|TITLE:||Splitting of Abelian varieties -- a new local/global problem|
|SPEAKER:||V. Kumar Murty (University of Toronto)|
|DATE:||Vendredi, 13 Février 2004|
Given an irreducible polynomial with integer coefficients, does it remain irreducible when viewed modulo a prime? The answer is clearly 'No'. For example, T^2 +1 becomes the reducible polynomial (T+1)^2 modulo 2. Can this happen modulo every prime? The answer is 'Yes' but this is not obvious and requires algebraic number theory to establish. We shall begin the talk by explaining this phenomenon and then raise a geometric analogue of the question: does a simple Abelian variety over a number field remain simple when viewed modulo a prime? This a new instance of a local/global problem: determining global obstructions to solving a problem that can be solved locally. Such problems have played an important role in the development of number theory. In the case here, the answer is not completely known and seems to be rather subtle. The results we are able to prove require the full force of techniques from arithmetic algebraic geometry. We shall attempt to explain some of these results and the techniques involved.
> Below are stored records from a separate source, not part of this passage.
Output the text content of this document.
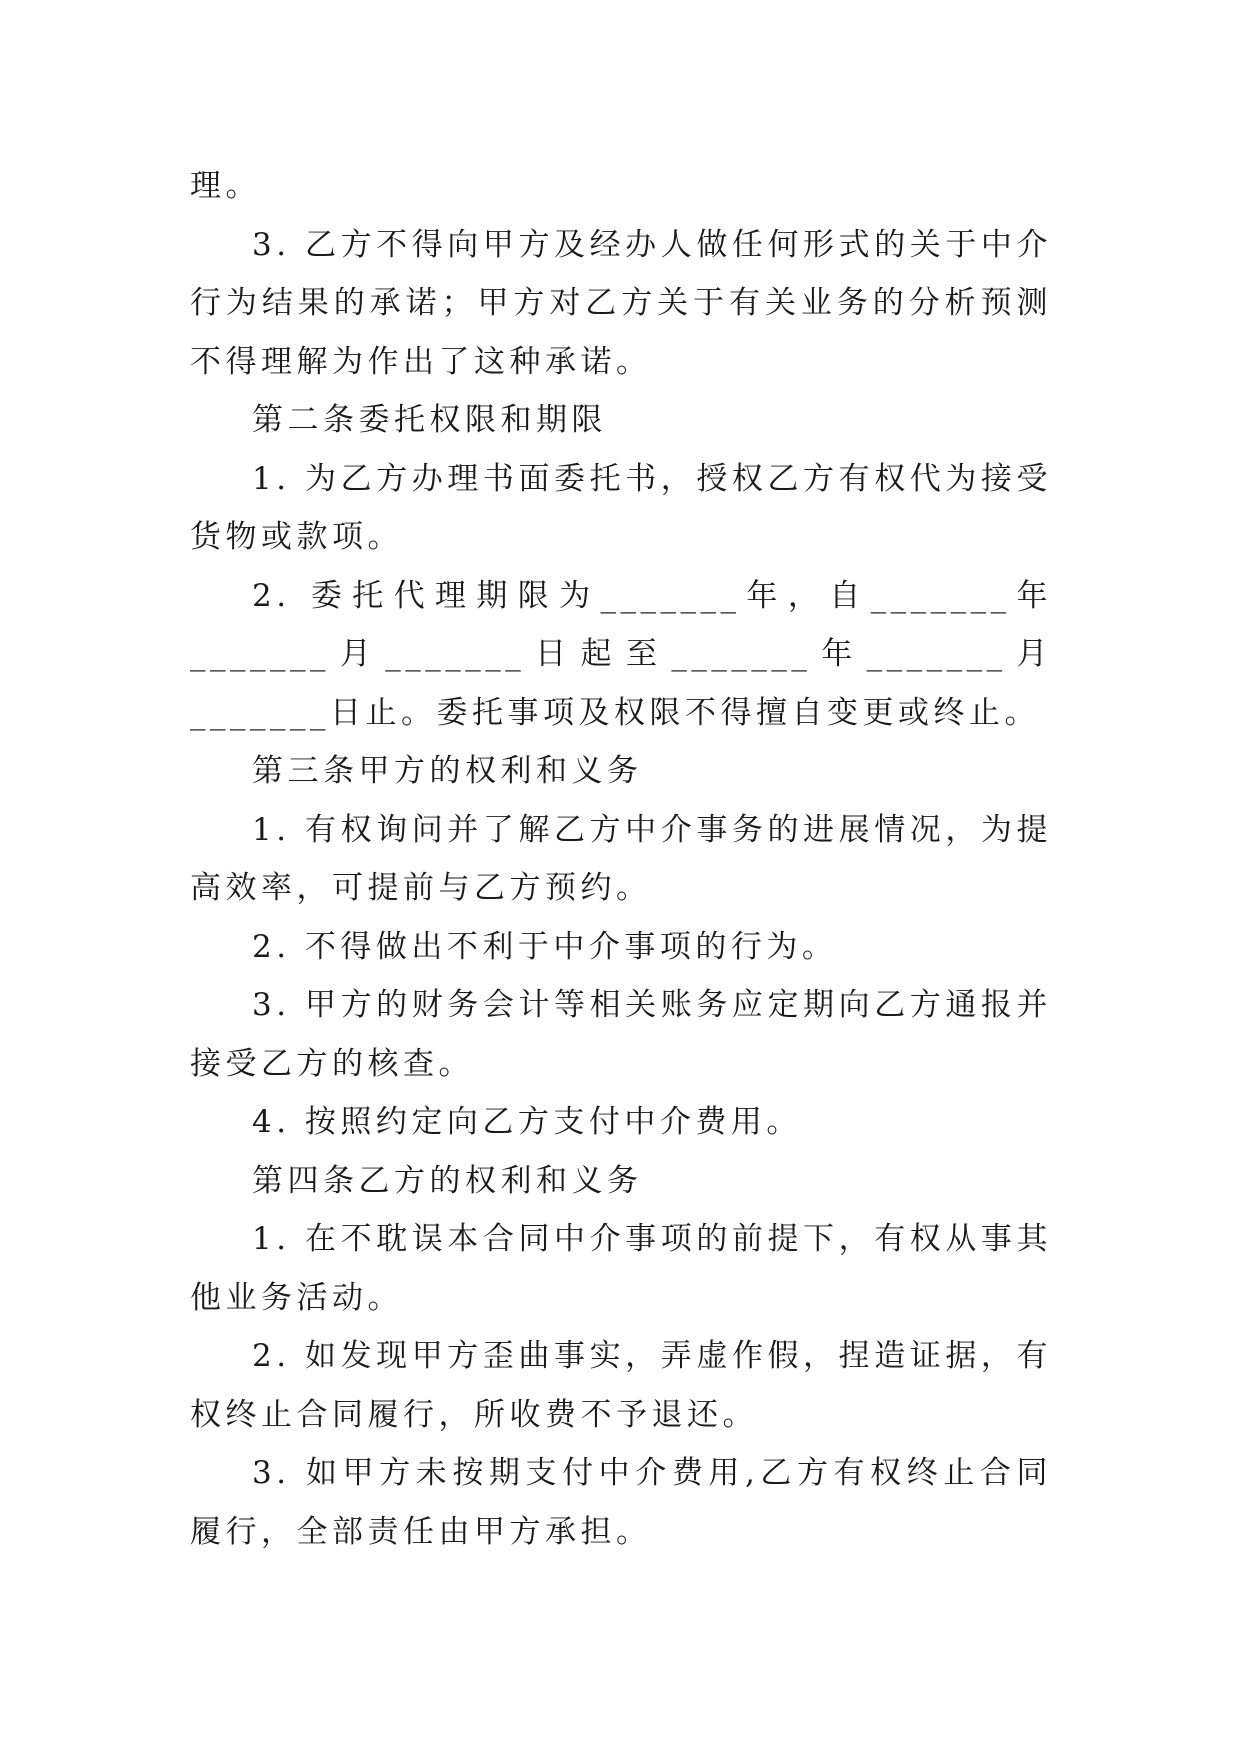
理。

3. 乙方不得向甲方及经办人做任何形式的关于中介行为结果的承诺；甲方对乙方关于有关业务的分析预测不得理解为作出了这种承诺。

第二条委托权限和期限

1. 为乙方办理书面委托书，授权乙方有权代为接受货物或款项。

2. 委托代理期限为_______年，自_______年_______月_______日起至_______年_______月_______日止。委托事项及权限不得擅自变更或终止。

第三条甲方的权利和义务

1. 有权询问并了解乙方中介事务的进展情况，为提高效率，可提前与乙方预约。

2. 不得做出不利于中介事项的行为。

3. 甲方的财务会计等相关账务应定期向乙方通报并接受乙方的核查。

4. 按照约定向乙方支付中介费用。

第四条乙方的权利和义务

1. 在不耽误本合同中介事项的前提下，有权从事其他业务活动。

2. 如发现甲方歪曲事实，弄虚作假，捏造证据，有权终止合同履行，所收费不予退还。

3. 如甲方未按期支付中介费用,乙方有权终止合同履行，全部责任由甲方承担。
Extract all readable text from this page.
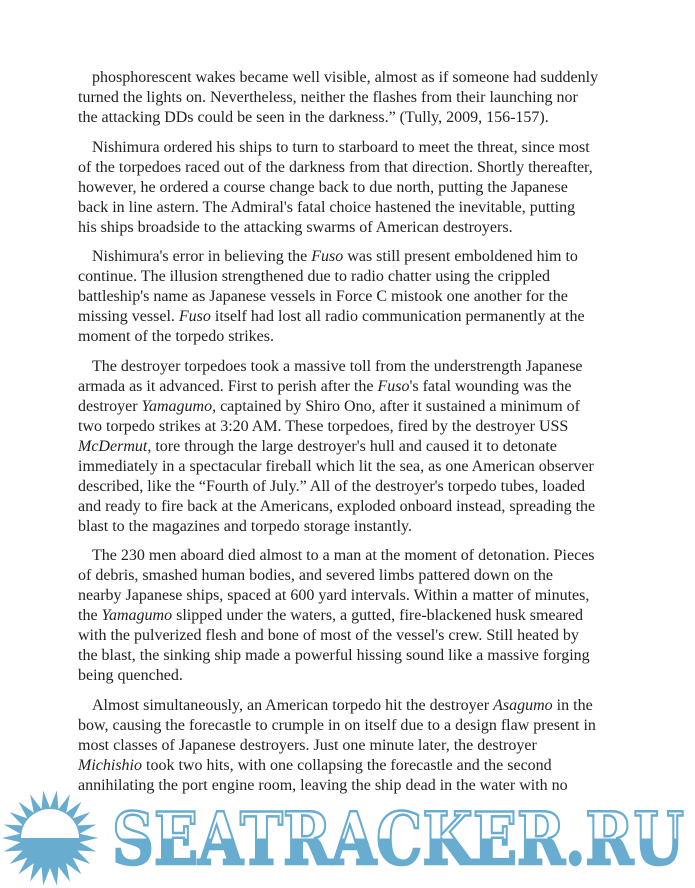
phosphorescent wakes became well visible, almost as if someone had suddenly
turned the lights on. Nevertheless, neither the flashes from their launching nor
the attacking DDs could be seen in the darkness.” (Tully, 2009, 156-157).

Nishimura ordered his ships to turn to starboard to meet the threat, since most
of the torpedoes raced out of the darkness from that direction. Shortly thereafter,
however, he ordered a course change back to due north, putting the Japanese
back in line astern. The Admiral's fatal choice hastened the inevitable, putting
his ships broadside to the attacking swarms of American destroyers.

Nishimura's error in believing the Fuso was still present emboldened him to
continue. The illusion strengthened due to radio chatter using the crippled
battleship's name as Japanese vessels in Force C mistook one another for the
missing vessel. Fuso itself had lost all radio communication permanently at the
moment of the torpedo strikes.

The destroyer torpedoes took a massive toll from the understrength Japanese
armada as it advanced. First to perish after the Fuso's fatal wounding was the
destroyer Yamagumo, captained by Shiro Ono, after it sustained a minimum of
two torpedo strikes at 3:20 AM. These torpedoes, fired by the destroyer USS
McDermut, tore through the large destroyer's hull and caused it to detonate
immediately in a spectacular fireball which lit the sea, as one American observer
described, like the “Fourth of July.” All of the destroyer's torpedo tubes, loaded
and ready to fire back at the Americans, exploded onboard instead, spreading the
blast to the magazines and torpedo storage instantly.

The 230 men aboard died almost to a man at the moment of detonation. Pieces
of debris, smashed human bodies, and severed limbs pattered down on the
nearby Japanese ships, spaced at 600 yard intervals. Within a matter of minutes,
the Yamagumo slipped under the waters, a gutted, fire-blackened husk smeared
with the pulverized flesh and bone of most of the vessel's crew. Still heated by
the blast, the sinking ship made a powerful hissing sound like a massive forging
being quenched.

Almost simultaneously, an American torpedo hit the destroyer Asagumo in the
bow, causing the forecastle to crumple in on itself due to a design flaw present in
most classes of Japanese destroyers. Just one minute later, the destroyer
Michishio took two hits, with one collapsing the forecastle and the second
annihilating the port engine room, leaving the ship dead in the water with no

SEATRACKER.RU
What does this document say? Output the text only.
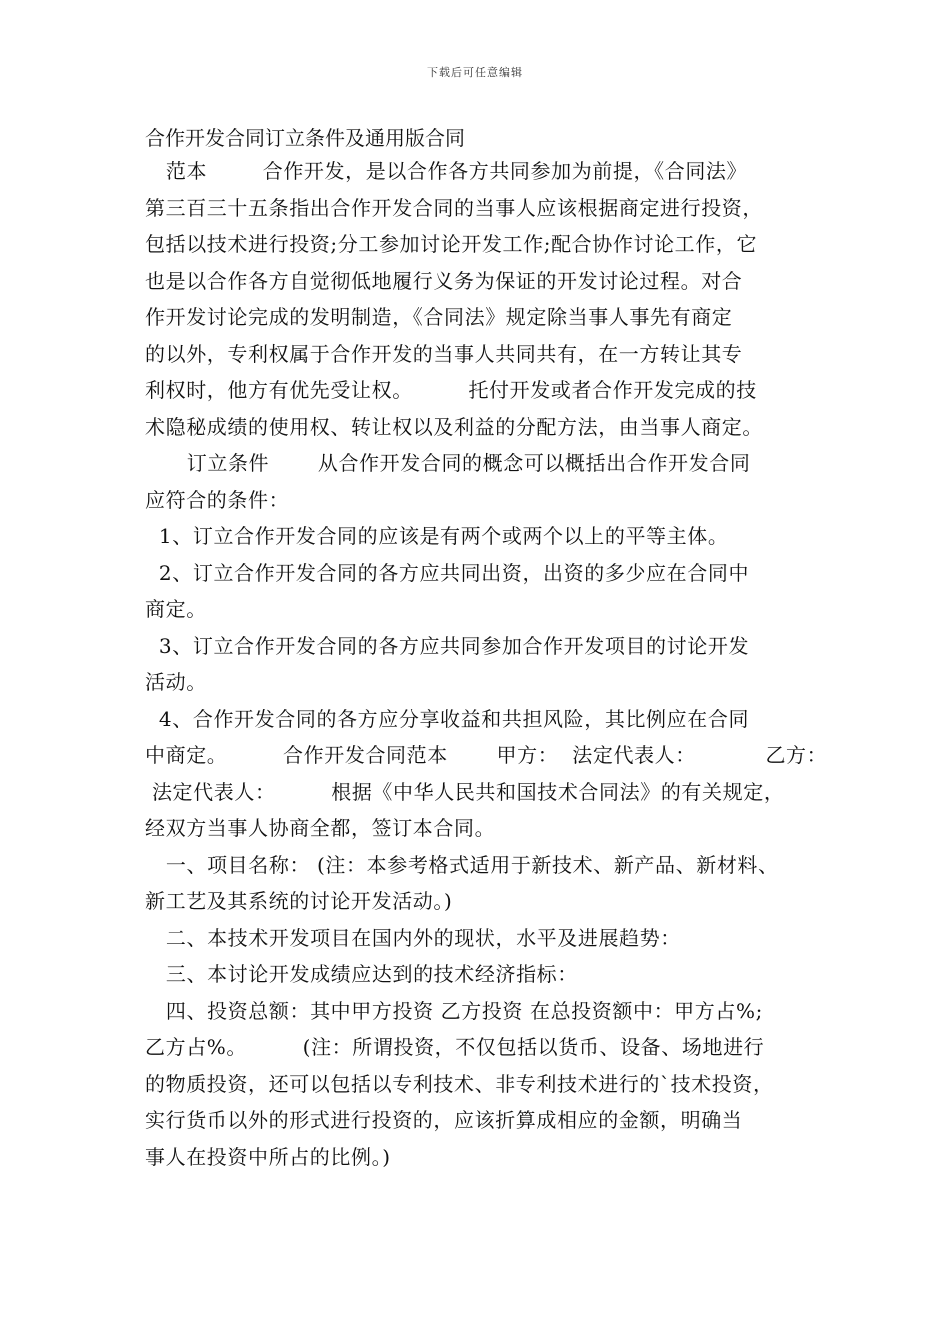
下载后可任意编辑
合作开发合同订立条件及通用版合同

范本        合作开发，是以合作各方共同参加为前提，《合同法》

第三百三十五条指出合作开发合同的当事人应该根据商定进行投资，

包括以技术进行投资;分工参加讨论开发工作;配合协作讨论工作，它

也是以合作各方自觉彻低地履行义务为保证的开发讨论过程。对合

作开发讨论完成的发明制造，《合同法》规定除当事人事先有商定

的以外，专利权属于合作开发的当事人共同共有，在一方转让其专

利权时，他方有优先受让权。        托付开发或者合作开发完成的技

术隐秘成绩的使用权、转让权以及利益的分配方法，由当事人商定。

订立条件       从合作开发合同的概念可以概括出合作开发合同

应符合的条件：

1、订立合作开发合同的应该是有两个或两个以上的平等主体。

2、订立合作开发合同的各方应共同出资，出资的多少应在合同中

商定。

3、订立合作开发合同的各方应共同参加合作开发项目的讨论开发

活动。

4、合作开发合同的各方应分享收益和共担风险，其比例应在合同

中商定。        合作开发合同范本       甲方：  法定代表人：          乙方：

法定代表人：        根据《中华人民共和国技术合同法》的有关规定，

经双方当事人协商全都，签订本合同。

一、项目名称： (注：本参考格式适用于新技术、新产品、新材料、

新工艺及其系统的讨论开发活动。)

二、本技术开发项目在国内外的现状，水平及进展趋势：

三、本讨论开发成绩应达到的技术经济指标：

四、投资总额：其中甲方投资 乙方投资 在总投资额中：甲方占%;

乙方占%。        (注：所谓投资，不仅包括以货币、设备、场地进行

的物质投资，还可以包括以专利技术、非专利技术进行的`技术投资，

实行货币以外的形式进行投资的，应该折算成相应的金额，明确当

事人在投资中所占的比例。)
About the speaker: Professor Vijaya Kumar Murty got his Ph.D. at Harvard in 1982 under the supervision of Professor John Tate. His profound work in number theory touches many aspects of the area: analytic, algebraic, geometric and even applied (cryptography). He was Coxeter James Lecturer in 1991-92, Steacie Fellow in 1995 and Ferran Sunyer Balaguer Prize (joint with Ram Murty) in 1995. He is also Fellow of the Royal Society of Canada since 1995 and Fellow of the Fields Institute of Mathematical Sciences since 2003.